I didn’t play so that I could prove to my townspeople that I was the best and most talented, because I am most definitely not. I didn’t play so my friends would gawk at my skill. I played so that I could hear the whispering melodies in my ears and sway to the tunes. I got lost in my sound and forgot everything else.
Let’s pause. There is more than sufficient evidence pointing to a happy, promising, fulfilled teenager. Remember that.
Second semester of college began, and I gave up taekwondo and flute to focus on school. COVID-19 hit, but I had different worries. I hadn’t slept in two days, and my hands shook constantly so that it was nearly impossible to type and write. I fell or became exhausted nearly every ten steps, and walking to class became a nearly impossible feat. I was tired all the time, sometimes napping for eight hours at a time, eating, and then sleeping for the night, because sleeping felt like a release. It was a way to fast forward to the next day, when hopefully things would be better. Being awake was too much work.
I had extreme eye spasms where my eyes tried to roll to the back of my head. I spent many nights at the emergency room, but the doctors were at a loss. They shot me up with some morphine and diazepam and sent me home. I was in immense fear that I would have an episode and fall down the stairs, and I was terrifies of leaving my dorm room.
How did this happen?
I was more than healthy. I exercised frequently, ate well, participated in social activities, and did my schoolwork. I felt fulfilled, but something was wrong.
I had been ignoring my inner voice. I had ignored the thoughts that drifted sleepily across my mind at night, telling me that I wasn’t enough.
“It would be better if it ended.”
“There’s no point.”
“I want to feel something.”
“Get a knife. Get in your car. Get in the bathtub. Get some pills.”

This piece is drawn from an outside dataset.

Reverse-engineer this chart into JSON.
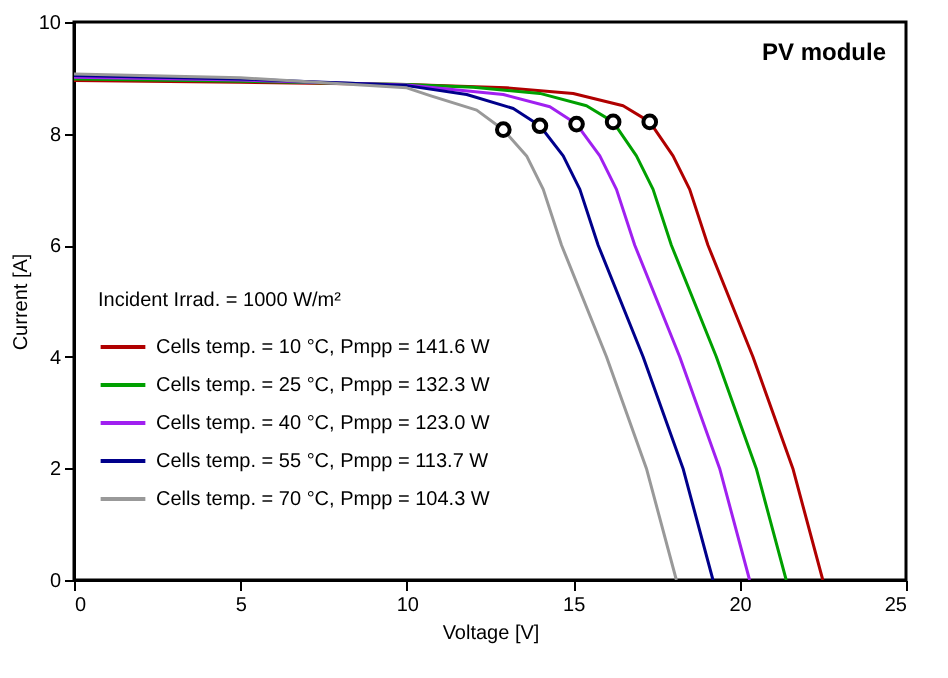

I was diagnosed with Major Depressive Disorder and General Anxiety. Little did I know, but these issues plagued my mother as well, and they appeared partially genetic. I began therapy and medication.
When I quit taekwondo and flute, I had lost my goals and passions. I felt as though I had nothing to do, and I was simply wasting my time and my parent’s hard earned money. My status as a former satellite baby, a common tradition in Chinese culture for parents to send children away to distant family members for the first few years, had affected my relationships with my family and friends. I had attachment and trust issues, and I had found it difficult to form meaningful relationships with my college peers, because I no longer had my loved communities of music and taekwondo.
Along with my personal dilemmas, Chinese culture was a major factor in my depression and anxiety. My parents, both Chinese immigrants, did little to believe that mental illness is real, even though my mother suffers from depression as well. She laughed with her friends when her doctors gave her antidepressants, saying that they just want an excuse to sell people more drugs. She argued with me, telling me not to take my medications, because they alter my personality.
After seeing my condition worsen over the next two months, my mother caved. We had seen all the neurologists and nobody had any idea. Finally, she agreed that my medications and therapy would be best.
Within two months, I was up and off my butt. I started going on rubens and picking up my flute. Spent less and less time in bed and opted for baking cookies and long walks. My spark for life returned.
Through my struggles, I decided to study psychology. It became my new passion. I read books and took classes and consulted my therapist. I got lost in finding new psychology tricks to try on my new community of friends.
Depression is real, and it can happen to the healthiest of us. It sneaks up on you, and there’s little way to heal except to accept it and face it head on. There’s no napping through it, as I tried. There’s no denying it. You have to listen to yourself. Don’t ignore the fleeting thoughts that are so deep in your mind they’re nearly invisible. They’re there for a reason, and they won’t disappear until you make them go away.